C’est la tempête annuelle. Vous vous terrez. Derrière la fenêtre vous regardez les arbres se balancer. Plutôt leurs branches. Leur feuillage. Non, vous n’oubliez pas que vous sortiez emmitouflé pour allez regarder la mer déchainée. Un de vos plaisirs favoris.
89.
Vous qui avez tendance à oublier. Pas vous seulement. Ça fait partie du quotidien. Bon. Il est question d’autre chose cette fois. Vous avez raconté à une femme pas toute jeune que par un jour de pluie un mari qui savait que sa femme avait oublié son parapluie, le lui apporta bien que ce n’était pas une grosse pluie. Justement une pluie fine mouille davantage. L’auriez-vous oublié ? Et la femme pas toute jeune a rétorqué. Aucun des maris que j’ai eus ne se serait mouillé pour moi. Que c’est triste.
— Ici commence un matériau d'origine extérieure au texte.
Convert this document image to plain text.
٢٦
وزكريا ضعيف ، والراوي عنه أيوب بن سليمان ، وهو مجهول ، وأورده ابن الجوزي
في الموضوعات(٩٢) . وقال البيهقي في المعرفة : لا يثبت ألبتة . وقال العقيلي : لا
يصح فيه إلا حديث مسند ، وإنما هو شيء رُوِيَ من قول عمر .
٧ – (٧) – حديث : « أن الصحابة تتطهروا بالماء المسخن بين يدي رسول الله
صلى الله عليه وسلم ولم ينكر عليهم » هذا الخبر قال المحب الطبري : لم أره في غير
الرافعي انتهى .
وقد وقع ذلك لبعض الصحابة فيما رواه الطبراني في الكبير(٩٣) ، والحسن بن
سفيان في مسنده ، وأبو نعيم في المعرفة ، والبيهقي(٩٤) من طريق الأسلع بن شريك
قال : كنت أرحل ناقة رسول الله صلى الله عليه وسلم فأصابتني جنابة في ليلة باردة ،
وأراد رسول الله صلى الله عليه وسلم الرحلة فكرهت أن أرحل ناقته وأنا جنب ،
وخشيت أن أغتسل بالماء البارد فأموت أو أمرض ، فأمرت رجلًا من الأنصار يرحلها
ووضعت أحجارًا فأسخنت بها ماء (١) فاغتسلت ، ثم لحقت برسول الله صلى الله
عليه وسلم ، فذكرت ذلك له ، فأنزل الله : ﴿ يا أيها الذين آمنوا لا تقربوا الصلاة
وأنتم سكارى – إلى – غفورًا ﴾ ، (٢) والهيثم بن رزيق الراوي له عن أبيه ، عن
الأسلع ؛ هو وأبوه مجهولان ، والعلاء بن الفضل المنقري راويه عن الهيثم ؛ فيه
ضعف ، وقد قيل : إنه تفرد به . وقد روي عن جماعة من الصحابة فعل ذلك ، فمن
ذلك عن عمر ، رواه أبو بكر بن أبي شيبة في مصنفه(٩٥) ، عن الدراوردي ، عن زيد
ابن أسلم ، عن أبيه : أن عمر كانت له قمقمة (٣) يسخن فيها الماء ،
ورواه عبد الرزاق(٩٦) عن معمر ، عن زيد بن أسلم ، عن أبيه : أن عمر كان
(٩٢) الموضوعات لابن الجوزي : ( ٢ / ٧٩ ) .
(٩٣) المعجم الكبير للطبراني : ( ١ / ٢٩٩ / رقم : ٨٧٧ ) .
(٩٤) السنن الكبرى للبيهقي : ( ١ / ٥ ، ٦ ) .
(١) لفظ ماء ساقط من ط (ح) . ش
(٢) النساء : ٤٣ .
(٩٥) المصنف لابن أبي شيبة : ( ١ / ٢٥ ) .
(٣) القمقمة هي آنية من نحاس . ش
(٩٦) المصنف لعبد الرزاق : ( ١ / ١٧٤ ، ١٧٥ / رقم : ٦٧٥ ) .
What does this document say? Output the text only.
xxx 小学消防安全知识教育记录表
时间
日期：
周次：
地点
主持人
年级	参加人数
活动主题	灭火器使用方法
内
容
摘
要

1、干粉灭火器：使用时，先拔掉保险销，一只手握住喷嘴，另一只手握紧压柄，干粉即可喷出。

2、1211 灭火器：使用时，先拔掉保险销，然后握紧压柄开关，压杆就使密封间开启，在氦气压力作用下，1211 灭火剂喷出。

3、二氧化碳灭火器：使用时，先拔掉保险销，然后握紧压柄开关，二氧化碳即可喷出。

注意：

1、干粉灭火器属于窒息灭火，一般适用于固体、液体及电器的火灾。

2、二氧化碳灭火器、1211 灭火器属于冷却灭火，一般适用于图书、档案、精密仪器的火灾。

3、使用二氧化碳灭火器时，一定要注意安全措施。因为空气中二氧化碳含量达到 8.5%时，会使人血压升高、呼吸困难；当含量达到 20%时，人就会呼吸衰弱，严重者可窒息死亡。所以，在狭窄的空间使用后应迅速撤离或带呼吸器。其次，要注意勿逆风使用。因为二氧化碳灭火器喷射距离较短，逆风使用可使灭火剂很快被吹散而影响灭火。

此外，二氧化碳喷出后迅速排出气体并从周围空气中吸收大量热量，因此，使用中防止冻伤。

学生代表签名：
Combien de maris cette femme a-t-elle eu ? Ca l’histoire ne le dit pas.
90.
Vous avez fini par oublier que vous écriviez à la main avant de passer à l’ordinateur. D’abord à la machine à écrire. Une petite Olivetti. Et puis d’autres. Ah oui vous aviez oublié. Vous vous relisez et comme le poète qui s’étonnait avoir écrit ce qu’il lisait, vous cherchez le lien entre diverses histoires qui s’enchainent. Le comment vous l’avez bien sûr oublié. Vous écriviez au stylo dix fois la même phrase. Vous y avez pensé en vous relisant le jour ou vous n’écrivez pas. Vous étiez tentée par peur d’oublier. Vous ne l’avez pas oublié, ni la peintre qui vous disait lorsque j’étais jeune forcément ma thématique était plus concentrée en vieillissant elle se déplia davantage.